Really stretching the topic here, but it tickles the same brain regions… 35 minutes of Astronaut Chris Hadfield reviewing space movies.
Coronaphemera
Walmart’s selling more tops than bottoms right now, because a bunch of us no longer need to wear proper pants to work. (WaPo)
Some Japanese schools are holding graduation ceremonies in Minecraft, which is exactly the sort of creative response to unprecedented difficulty which fills me with wonder and hope.
This drone footage of a locked-down San Francisco is haunting and also makes me homesick. I keep watching it for some reason.
I was curious, so I looked it up and thankfully someone out there with a journalistic platform had also been curious. Why is there still no toilet paper in stores?
That covers toilet paper specifically; The Atlantic gets deeper into all the things about modern supply chains (especially how efficiency breeds fragility) which have led to shortages of various items (as a regular non-pandemic baker, the current lack of flour here is driving me nuts).
BUT! Over on the hellpit known as twitter, a man named Dan Gardner helpfully points out that, in general, people are better and more pro-social in times of war and disaster, and our fears of wild roving gangs of looters are mostly unfounded.
Things to Make and Do
A lot of “things to do” articles seem to focus on kids, which is silly – in times like these, adults need to scribble aggressively or make an unholy mess with Elmer’s glue at least as much as their offspring do.

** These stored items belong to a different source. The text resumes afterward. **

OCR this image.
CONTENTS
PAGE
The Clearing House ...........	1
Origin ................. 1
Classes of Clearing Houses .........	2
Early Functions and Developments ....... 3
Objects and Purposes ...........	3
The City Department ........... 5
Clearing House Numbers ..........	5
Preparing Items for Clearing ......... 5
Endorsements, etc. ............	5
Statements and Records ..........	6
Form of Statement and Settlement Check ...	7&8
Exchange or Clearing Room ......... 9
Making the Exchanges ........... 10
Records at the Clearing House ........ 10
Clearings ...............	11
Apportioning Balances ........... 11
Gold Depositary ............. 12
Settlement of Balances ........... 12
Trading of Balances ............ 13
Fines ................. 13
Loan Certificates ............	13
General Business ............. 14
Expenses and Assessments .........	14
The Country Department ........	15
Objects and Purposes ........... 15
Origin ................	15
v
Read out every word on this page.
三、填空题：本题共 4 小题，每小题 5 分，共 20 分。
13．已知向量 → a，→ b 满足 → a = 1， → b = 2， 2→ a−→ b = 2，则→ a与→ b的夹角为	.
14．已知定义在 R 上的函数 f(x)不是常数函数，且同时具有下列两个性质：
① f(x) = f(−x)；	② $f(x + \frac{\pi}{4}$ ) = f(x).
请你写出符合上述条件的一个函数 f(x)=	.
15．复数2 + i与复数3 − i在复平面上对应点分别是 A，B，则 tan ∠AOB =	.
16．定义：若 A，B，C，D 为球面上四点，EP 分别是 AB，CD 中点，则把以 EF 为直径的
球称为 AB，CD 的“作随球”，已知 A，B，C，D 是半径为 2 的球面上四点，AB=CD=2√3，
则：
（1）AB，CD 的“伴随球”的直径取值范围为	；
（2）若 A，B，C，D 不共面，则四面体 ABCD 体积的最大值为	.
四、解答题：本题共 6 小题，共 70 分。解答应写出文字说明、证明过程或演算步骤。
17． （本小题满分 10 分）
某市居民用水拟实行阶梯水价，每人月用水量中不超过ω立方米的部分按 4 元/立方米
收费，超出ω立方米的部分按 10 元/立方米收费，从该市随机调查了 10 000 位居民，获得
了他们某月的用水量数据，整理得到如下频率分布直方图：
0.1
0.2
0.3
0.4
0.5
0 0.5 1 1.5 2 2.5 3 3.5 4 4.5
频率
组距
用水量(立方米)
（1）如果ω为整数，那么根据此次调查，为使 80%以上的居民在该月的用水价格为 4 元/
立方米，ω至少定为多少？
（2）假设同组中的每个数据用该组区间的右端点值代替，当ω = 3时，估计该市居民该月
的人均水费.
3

Consider this your permission, if you needed permission.
Free coloring pages! (Colorables)
I love this Boardgame Remix Kit, which includes a bunch of ideas for using standard classic board game components to make new games. Finally, you can get out the Monopoly box without having everyone want to kill each other 5 hours later!
Not quite released yet, but a bunch of artists (including names like Anthony Gormley) are beavering away on activity packs. You can sign up to be notified of their release right about here.
And finally if you’re musical, the ever-esoteric Robin Sloan has a new project he’d like us to all participate in, playing with a fragment of a melody. Even if you’re not musical, the story of the tune he’s working with is still worth a read.
Retro-funk
Cheddar gives a quick video history of Googie Architecture, LA’s signature retro-futuristic look.
…and Boone Langston (one of the competitors on the much-better-than-it-should-be, Will Arnett-hosted US Lego Masters spends some time building human-scale 50s-sci-fi ray guns.